1st Head of North Ossetia–Alania
- In office 21 January 1994 – 30 January 1998
- Succeeded by: Alexander Dzasokhov

Personal details
- Born: 15 October 1929 Khumalag, RSFSR, Soviet Union
- Died: 10 April 2013 (aged 83) Vladikavkaz, North Ossetia–Alania, Russia
- Party: CPSU (1952–1991)
- Profession: Teacher

= Akhsarbek Galazov =

Russian politician (1929–2013)

Akhsarbek Khadzhimurzayevich Galazov (Ахсарбе́к Хаджимурза́евич Гала́зов; Галазты Хадзымырзайы фырт Æхсарбег; October 15, 1929 - April 10, 2013) was a Russian scientist and politician. Galazov was born in Pravoberezhny District, at the time part of the Soviet Union. He served as president of the Republic of North Ossetia–Alania (Russia) from 1994 until 1998. In 1938 his father Hadzhimurza Ilyasovich was illegally detained by the Soviet government and several years later died in prison.

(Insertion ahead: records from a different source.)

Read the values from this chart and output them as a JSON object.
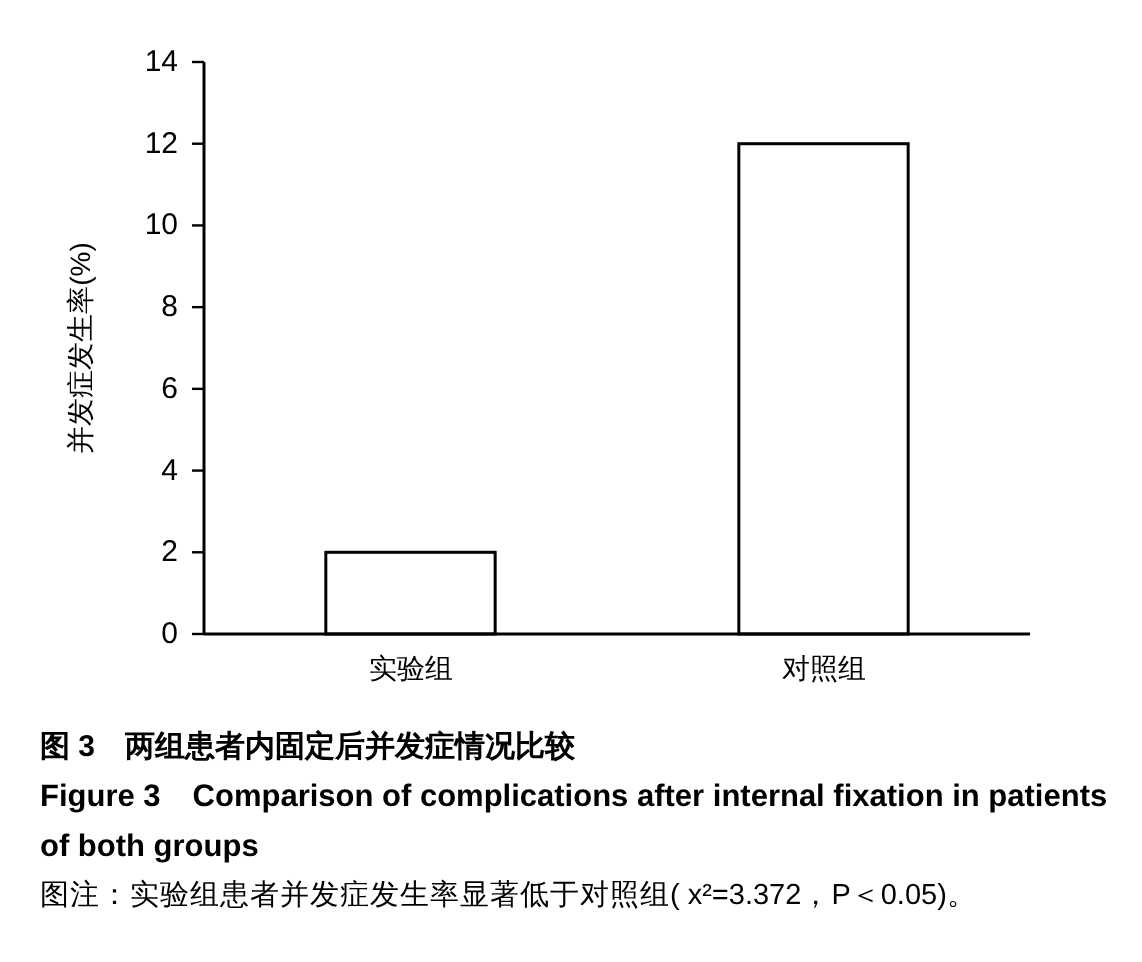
{
  "chart_data": {
    "type": "bar",
    "title": "图 3　两组患者内固定后并发症情况比较",
    "subtitle": "Figure 3　Comparison of complications after internal fixation in patients of both groups",
    "annotations": [
      "图注：实验组患者并发症发生率显著低于对照组( x²=3.372，P＜0.05)。"
    ],
    "ylabel": "并发症发生率(%)",
    "categories": [
      "实验组",
      "对照组"
    ],
    "values": [
      2,
      12
    ],
    "color": "#ffffff",
    "ylim": [
      0,
      14
    ],
    "yticks": [
      0,
      2,
      4,
      6,
      8,
      10,
      12,
      14
    ],
    "grid": false
  }
}
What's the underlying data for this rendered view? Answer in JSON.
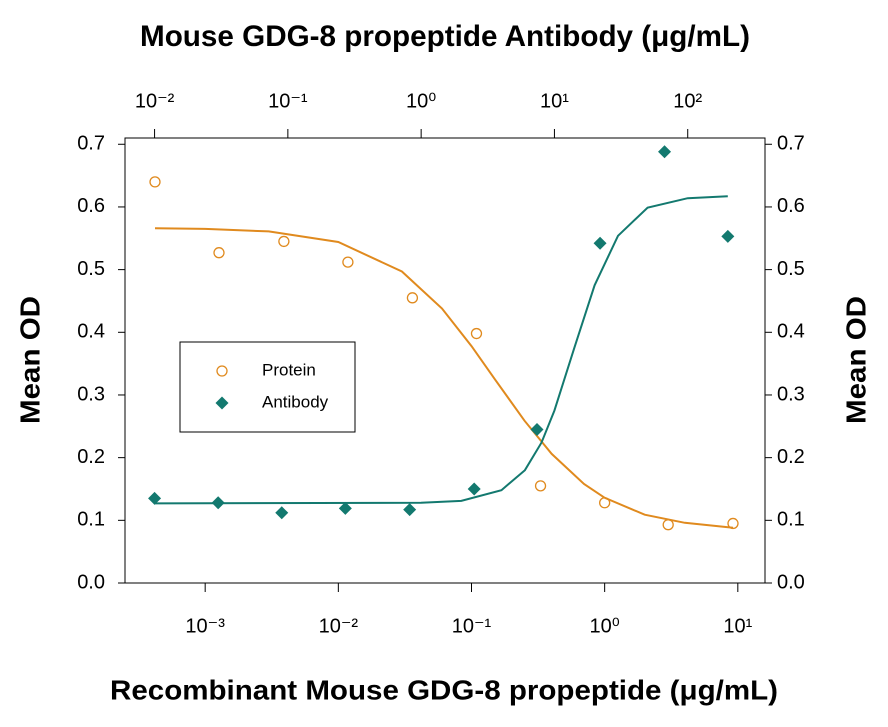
{
  "chart_data": {
    "type": "scatter",
    "title": "Mouse GDG-8 propeptide Antibody (μg/mL)",
    "x_label": "Recombinant Mouse GDG-8 propeptide (μg/mL)",
    "y_label": "Mean OD",
    "y2_label": "Mean OD",
    "xscale": "log",
    "x2scale": "log",
    "xlim": [
      0.00025,
      16
    ],
    "xticks": [
      {
        "value": 0.001,
        "label": "10⁻³"
      },
      {
        "value": 0.01,
        "label": "10⁻²"
      },
      {
        "value": 0.1,
        "label": "10⁻¹"
      },
      {
        "value": 1,
        "label": "10⁰"
      },
      {
        "value": 10,
        "label": "10¹"
      }
    ],
    "x2lim": [
      0.006,
      380
    ],
    "x2ticks": [
      {
        "value": 0.01,
        "label": "10⁻²"
      },
      {
        "value": 0.1,
        "label": "10⁻¹"
      },
      {
        "value": 1,
        "label": "10⁰"
      },
      {
        "value": 10,
        "label": "10¹"
      },
      {
        "value": 100,
        "label": "10²"
      }
    ],
    "ylim": [
      0,
      0.71
    ],
    "yticks": [
      {
        "value": 0,
        "label": "0.0"
      },
      0.1,
      0.2,
      0.3,
      0.4,
      0.5,
      0.6,
      0.7
    ],
    "y2lim": [
      0,
      0.71
    ],
    "y2ticks": [
      {
        "value": 0,
        "label": "0.0"
      },
      0.1,
      0.2,
      0.3,
      0.4,
      0.5,
      0.6,
      0.7
    ],
    "legend_position": "center-left",
    "series": [
      {
        "name": "Protein",
        "color": "#e08a1e",
        "marker": "open-circle",
        "x_axis": "x",
        "x": [
          0.00042,
          0.00127,
          0.0039,
          0.0118,
          0.036,
          0.109,
          0.33,
          1.0,
          3.0,
          9.2
        ],
        "values": [
          0.64,
          0.527,
          0.545,
          0.512,
          0.455,
          0.398,
          0.155,
          0.128,
          0.093,
          0.095
        ],
        "fit": {
          "x": [
            0.00042,
            0.001,
            0.003,
            0.01,
            0.03,
            0.06,
            0.1,
            0.15,
            0.25,
            0.4,
            0.7,
            1,
            2,
            4,
            9.2
          ],
          "values": [
            0.566,
            0.565,
            0.561,
            0.544,
            0.497,
            0.438,
            0.378,
            0.325,
            0.259,
            0.206,
            0.158,
            0.136,
            0.109,
            0.096,
            0.088
          ]
        }
      },
      {
        "name": "Antibody",
        "color": "#13796f",
        "marker": "diamond",
        "x_axis": "x2",
        "x": [
          0.01,
          0.03,
          0.09,
          0.27,
          0.82,
          2.5,
          7.4,
          22,
          67,
          200
        ],
        "values": [
          0.135,
          0.128,
          0.112,
          0.119,
          0.117,
          0.15,
          0.245,
          0.542,
          0.688,
          0.553
        ],
        "fit": {
          "x": [
            0.01,
            1,
            2,
            4,
            6,
            8,
            10,
            14,
            20,
            30,
            50,
            100,
            200
          ],
          "values": [
            0.127,
            0.128,
            0.131,
            0.148,
            0.18,
            0.224,
            0.275,
            0.373,
            0.475,
            0.554,
            0.599,
            0.614,
            0.617
          ]
        }
      }
    ]
  }
}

== Education and Employment ==

In 1952, he graduated from the State Pedagogical Institute of North Ossetia. From 1952-1958 he worked as a teacher of Russian language and literature and was director of studies at Humalagskoy Secondary School. From 1958 to 1959 he was superintendent of schools of the Ministry of Education of the Soviet Socialist Republic of North Ossetia. From 1959-1960 he served as Director of the Institute of Teachers.

From 1961 to 1975 he was Minister of Education of North Ossetia.

From 1976 to 1990 he was Rector of North Ossetian State University.

From 1990-1991 he was a member of the Central Committee of the CPSU. Elected deputy of the RSFSR.

== Political Activity ==

During the armed conflict in South Ossetia following the collapse of the Soviet Union, he authorized the delivery of humanitarian aid, and negotiated for the peaceful settlement of the situation in South Ossetia. He opposed the liberation of North Ossetia from Russia, but at the same time affirmed the possibility of its association with South Ossetia and the consequential creation of a new state, Alania.

In November 1993, he was nominated for the Federation Council. In the elections he ran as an independent candidate. The turnout was 61.26% of registered voters. Galázov won with 53.54% of the vote.

In January 1994, he was elected the first president of the Republic of North Ossetia and held the position until 1998.